RamonaGravitarFor 40 days, I am choosing a book from my personal book shelves. It will be a book that is insightful, intriguing, or illuminating about women. I will write why I think this book is a positive one and worth a read. This isn’t advertising for me or to promote any of my friends. It’s simply praise for good books.

Day 16, Shattered by Debra Puglisi Sharp and Marjorie Preston

debra puglisi

On a Sunday afternoon in April, a man high on drugs drove around looking for a woman. He saw one—a dark-haired woman planting roses in her yard. The man decided he wanted this woman, so he went around to the back door of her house and snuck in. The woman’s husband was inside, so the man shot him. When the woman came in, the man hit her on the head, raped her, put her in the trunk of his car, and drove her to his house. He kept her there, tied up and terrified, and assaulted her repeatedly for five days. When he left the house to go to work, he left the radio on to drown out her yells for help. It was from the radio that the woman found out her husband was dead.

Violent acts against women happen every day in America, most often to strangers, but sometimes to people we know. I did not know Debra Puglisi, though at the time of her abduction, her house was less than five miles from mine. I remember my shock when the local TV station ran a news ticker that she had been found—alive. For the five days she was missing, she was presumed dead by many, so the news seemed miraculous. The book she wrote to describe her ordeal reveals that it was not a miracle, but a determination to live and see her children again, that gave her the courage to fight out of the ropes on her wrists, find a phone, and call 911 to save herself.
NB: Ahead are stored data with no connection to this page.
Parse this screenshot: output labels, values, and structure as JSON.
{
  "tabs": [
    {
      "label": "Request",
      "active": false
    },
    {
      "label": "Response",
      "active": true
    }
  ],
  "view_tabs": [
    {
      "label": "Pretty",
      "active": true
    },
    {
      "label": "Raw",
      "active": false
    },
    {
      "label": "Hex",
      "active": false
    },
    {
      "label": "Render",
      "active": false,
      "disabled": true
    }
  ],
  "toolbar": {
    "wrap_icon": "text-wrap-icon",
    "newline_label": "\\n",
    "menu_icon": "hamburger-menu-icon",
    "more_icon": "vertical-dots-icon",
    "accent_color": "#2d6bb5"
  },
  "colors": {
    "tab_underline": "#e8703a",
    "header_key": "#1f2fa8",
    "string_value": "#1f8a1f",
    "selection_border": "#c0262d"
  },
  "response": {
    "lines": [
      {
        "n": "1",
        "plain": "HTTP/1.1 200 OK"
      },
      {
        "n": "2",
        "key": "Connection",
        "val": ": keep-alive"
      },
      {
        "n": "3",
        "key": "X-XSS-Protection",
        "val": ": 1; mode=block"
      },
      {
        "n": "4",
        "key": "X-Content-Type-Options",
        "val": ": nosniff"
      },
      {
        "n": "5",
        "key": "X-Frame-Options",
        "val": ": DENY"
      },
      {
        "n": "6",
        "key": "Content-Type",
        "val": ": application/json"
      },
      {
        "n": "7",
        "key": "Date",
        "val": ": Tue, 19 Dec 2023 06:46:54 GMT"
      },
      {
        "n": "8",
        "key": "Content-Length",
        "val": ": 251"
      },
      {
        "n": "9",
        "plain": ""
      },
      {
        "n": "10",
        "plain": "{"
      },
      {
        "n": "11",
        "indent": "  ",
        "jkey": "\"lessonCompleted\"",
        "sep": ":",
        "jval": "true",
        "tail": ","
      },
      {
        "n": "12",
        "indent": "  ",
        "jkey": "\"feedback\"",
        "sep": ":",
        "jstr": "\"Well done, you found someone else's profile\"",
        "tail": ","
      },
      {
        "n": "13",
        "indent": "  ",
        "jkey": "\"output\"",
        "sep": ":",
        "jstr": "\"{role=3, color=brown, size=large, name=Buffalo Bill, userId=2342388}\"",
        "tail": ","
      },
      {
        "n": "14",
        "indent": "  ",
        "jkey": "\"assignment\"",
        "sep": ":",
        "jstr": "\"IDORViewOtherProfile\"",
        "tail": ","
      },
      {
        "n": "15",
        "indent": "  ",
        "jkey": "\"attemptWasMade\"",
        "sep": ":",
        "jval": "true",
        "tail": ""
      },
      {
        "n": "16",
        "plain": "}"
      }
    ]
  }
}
What may be miraculous is that she found the inner strength to write in graphic detail about what happened in those five days, but also about the turmoil and pain in the weeks, months, years to follow as she readjusted her life. Now, a large portion of it is devoted to other survivors.

Why is Shattered a good read for women? This is not fiction, so an easy happy ending is not possible, but a story about regaining peace and power after a life-altering event is of great value. This is a real, honest, and raw account of being assaulted and held against your will, but also about the humiliations and anger of recovering. It is, ultimately and more than anything, a survival story.  Debra was reunited with her children. She resumed her work as a nurse. She remarried. She speaks to survivors. She helps law enforcement understand crime from the victim’s side. She testified against the man who murdered her husband and tore apart her life, and her book continues that testimony. I have many friends who write crime stories, fiction and nonfiction. There is no workshop, how-to book, or other writing aid that will give you a victim’s perspective like Debra Puglisi Sharp’s story can.